Je meurs : panne de chauffage…

 

13 réponses

  1. Je suis tout à fait d’accord avec vous Claire et aussi avec vous Gudrun. Ce problème se trouve des deux côtés. Mais il faut admettre que c’est à nous ( les adultes ) à l’école comme à la maison, de donner le bon exemple.

  2. Je suis bien certaine que les élèves de leur côté font aussi des rêves. Des rêves dans lesquels la bienveillance, le respect, l’écoute, la compréhension, l’optimisme, le professionnalisme… et même la politesse (oui la politesse), seraient les qualités de tous leurs enseignants dans une École qui bannirait définitivement tout type d’humiliation et autres violences psychologiques pour favoriser ces émotions positives si indispensables aux apprentissages. Et quand leur réveil sonne et qu’ils se rendent compte (eux aussi) que ce n’était effectivement qu’un rêve nombre d’entre eux, et ils sont de plus en plus nombreux, décident de rester au lit pour fuir ce qui est véritablement devenu un cauchemar.

    1. Je suis assez d’accord avec vous. Parfois en tant qu’adulte, on pense avoir tous les droits sur les plus jeunes, y compris celui de décider de leurs actes voire même de leur pensée.
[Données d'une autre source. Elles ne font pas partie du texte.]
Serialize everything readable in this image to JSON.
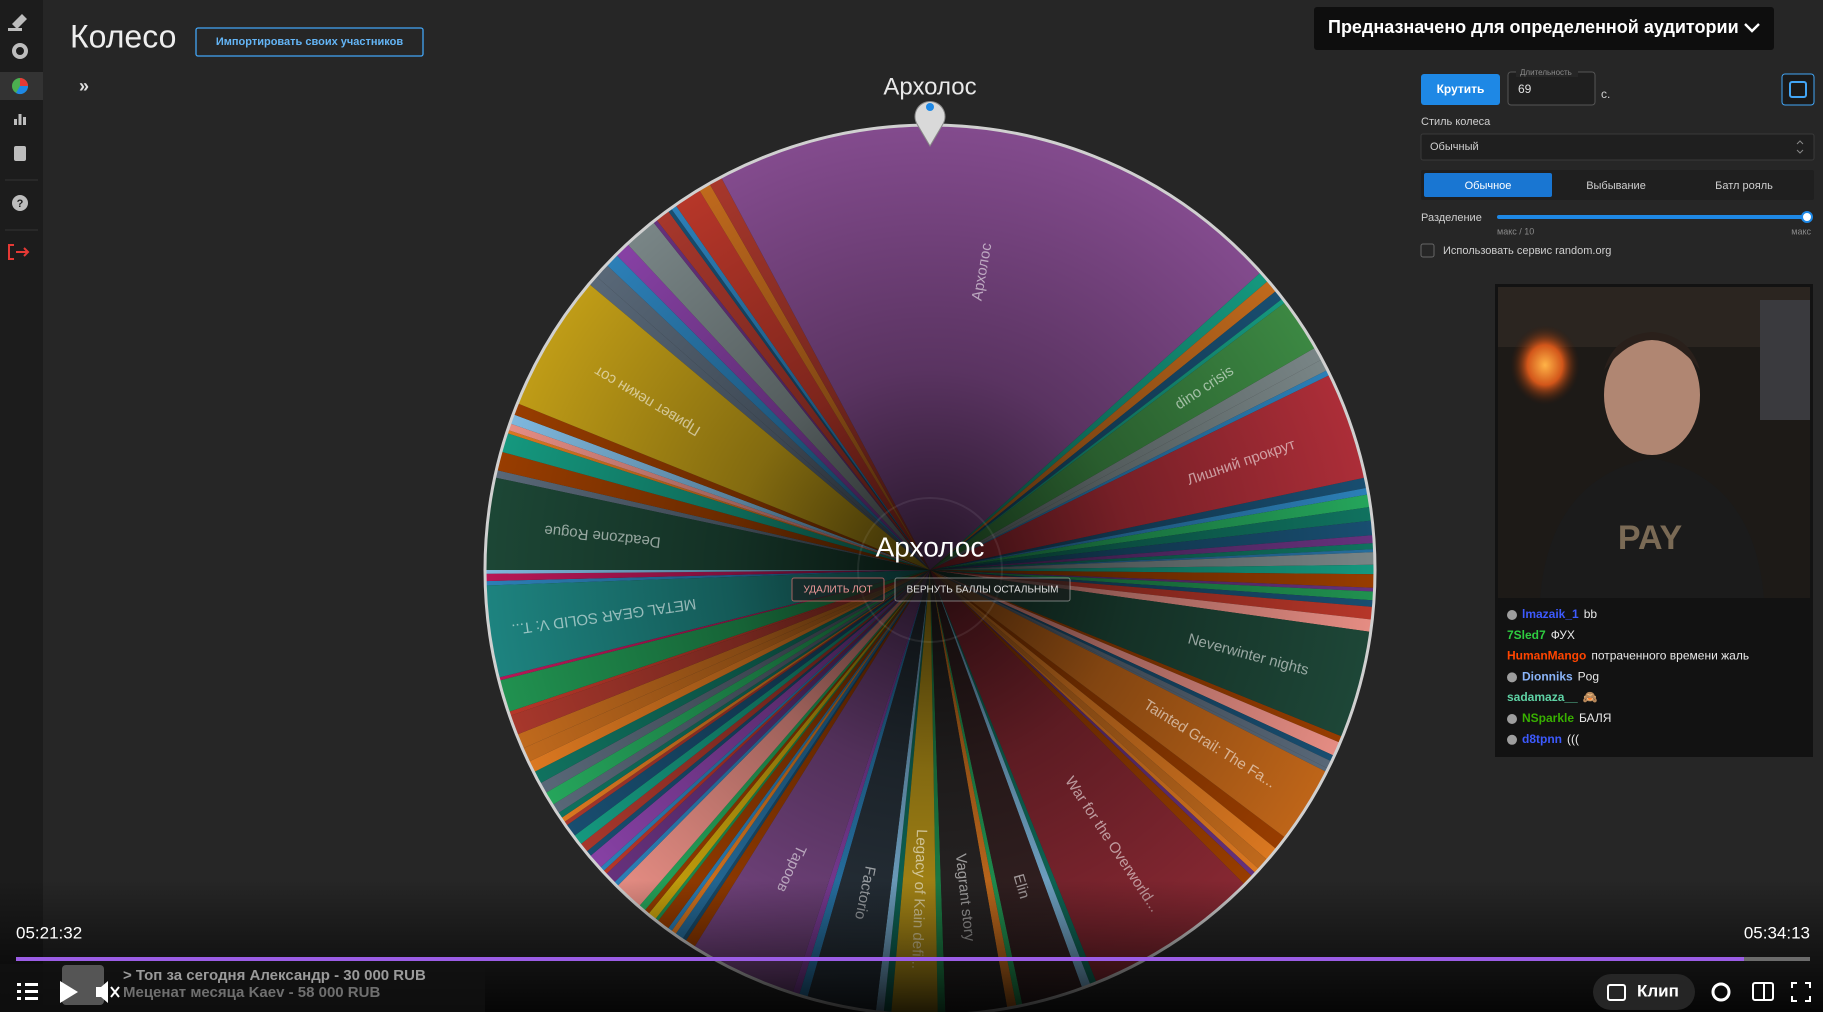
{
  "app": {
    "title": "Колесо",
    "import_button": "Импортировать своих участников",
    "expand": "»"
  },
  "banner": "Предназначено для определенной аудитории",
  "wheel": {
    "winner_top": "Архолос",
    "winner_center": "Архолос",
    "delete_button": "УДАЛИТЬ ЛОТ",
    "return_button": "ВЕРНУТЬ БАЛЛЫ ОСТАЛЬНЫМ",
    "slices": [
      "Архолос",
      "dino crisis",
      "Лишний прокрут",
      "Neverwinter nights",
      "Tainted Grail: The Fa...",
      "War for the Overworld...",
      "Elin",
      "Vagrant story",
      "Legacy of Kain defi...",
      "Factorio",
      "Тароов",
      "METAL GEAR SOLID V: T...",
      "Deadzone Rogue",
      "Привет пекин сот"
    ]
  },
  "controls": {
    "spin": "Крутить",
    "duration_label": "Длительность",
    "duration_value": 69,
    "duration_unit": "с.",
    "style_label": "Стиль колеса",
    "style_value": "Обычный",
    "modes": [
      "Обычное",
      "Выбывание",
      "Батл рояль"
    ],
    "split_label": "Разделение",
    "split_min": "макс / 10",
    "split_max": "макс",
    "random_org": "Использовать сервис random.org"
  },
  "chat": [
    {
      "user": "lmazaik_1",
      "text": "bb"
    },
    {
      "user": "7Sled7",
      "text": "ФУХ"
    },
    {
      "user": "HumanMango",
      "text": "потраченного времени жаль"
    },
    {
      "user": "Dionniks",
      "text": "Pog"
    },
    {
      "user": "sadamaza__",
      "text": "🙈"
    },
    {
      "user": "NSparkle",
      "text": "БАЛЯ"
    },
    {
      "user": "d8tpnn",
      "text": "((("
    }
  ],
  "player": {
    "elapsed": "05:21:32",
    "total": "05:34:13",
    "ticker_1": "> Топ за сегодня Александр - 30 000 RUB",
    "ticker_2": "Меценат месяца Kaev - 58 000 RUB",
    "clip": "Клип"
  }
}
Pourtant, ils grandissent surtout par l’opposition, le « non », le dépassement des limites à l’adolescence, l’affirmation de leur identité. Et cela, ce n’est pas toujours agréable pour ceux qui fréquentent l’individu grandissant. Pourtant, il faut l’accepter. Y compris lorsque l’on est enseignant et que l’on rêverait de n’avoir que des élèves parfaits, pas rebelles pour un sou, des élèves « bien rangés »…

    2. Je pense que vous n’avez pas saisi le fond de mon article et dénaturé sa forme.
      Je trouve cela bien dommage.
      Je ne demande ni des élèves parfaits, sans difficultés d’apprentissage ni ne souhaite les cloisonner derrière leurs bureaux sans collaboration ni entraide, répondant au doigt et à l’œil à mes commandes vocales !
      Ici, je dénonce le « cauchemar » des adultes éducateurs (ne sommes nous pas professeurs ?) face à la génération « d’enfants rois » : une génération du tout effort contre récompense (ex : le bonjour qu’apporte-t-il ?), partisan du moindre effort (exemple du manteau à terre), de la zéro frustration… La génération des enfants et parents à qui il faut arracher le bonjour (ironie du scintillant bonjour), ceux qu’ils ne faut pas punir/frustrer, les enfants rois de leurs envies, contrôleurs de leurs besoins (bien tenir le stylo…). Les enfants de la zéro contrainte, qui disent qu’ils n’ont pas envie de travailler, des parents indisciplinés (qui écrivent dans le mauvais cahier…), la génération du « tout tout de suite immédiatement sans attendre » (ex de la réponse réclamée…). Je dénonce l’enfant roi qui exprime « j’ai soif » et qui récupère un verre rempli d’eau dans la minute… (vocabulaire varié et politesse, respect des autres et du statut de chacun).
      Je dénonce la rareté du respect, de la citoyenneté, de l’entraide, du bien-être collectif sans intérêt, SPONTANE … des valeurs qu’il est malheureux, à notre époque, d’imposer ou de réclamer…

      Quant à l’espace pour l’initiative et la collaboration, je peux vous dire que ma classe est un vivier, une vraie fourmilière, pleine de rebondissements, d’élans d’improvisation et d’éclats de vie où l’on apprend par l’initiative (autonomie) et la collaboration (travaux de groupes et tutorat)… mais pour moi, ça, c’est un autre sujet…

  3. Je rajouterai que, ce matin-là dans ma classe, tous les élèves sont arrivés avec leur matériel scolaire au complet et en bon état, que les postes RASED ont été rétablis dans la nuit par Madame la Ministre, que « mon » AVS écrit enfin en cursive, avec une orthographe impeccable et sans oublier les accents le texte dicté par l’élève qu’elle assiste etc.
    Et, tiens, puisque l’on rêve: que mon salaire net avec primes (à défaut d’être aligné sur celui d’un PE allemand ou luxembourgeois) est devenu celui d’un certifié du second degré français au même indice.Pour finir ? Que la bienveillance et la confiance prônées par la hiérarchie à l’égard de nos élèves s’étendent aussi aux enseignants…On peut rêver.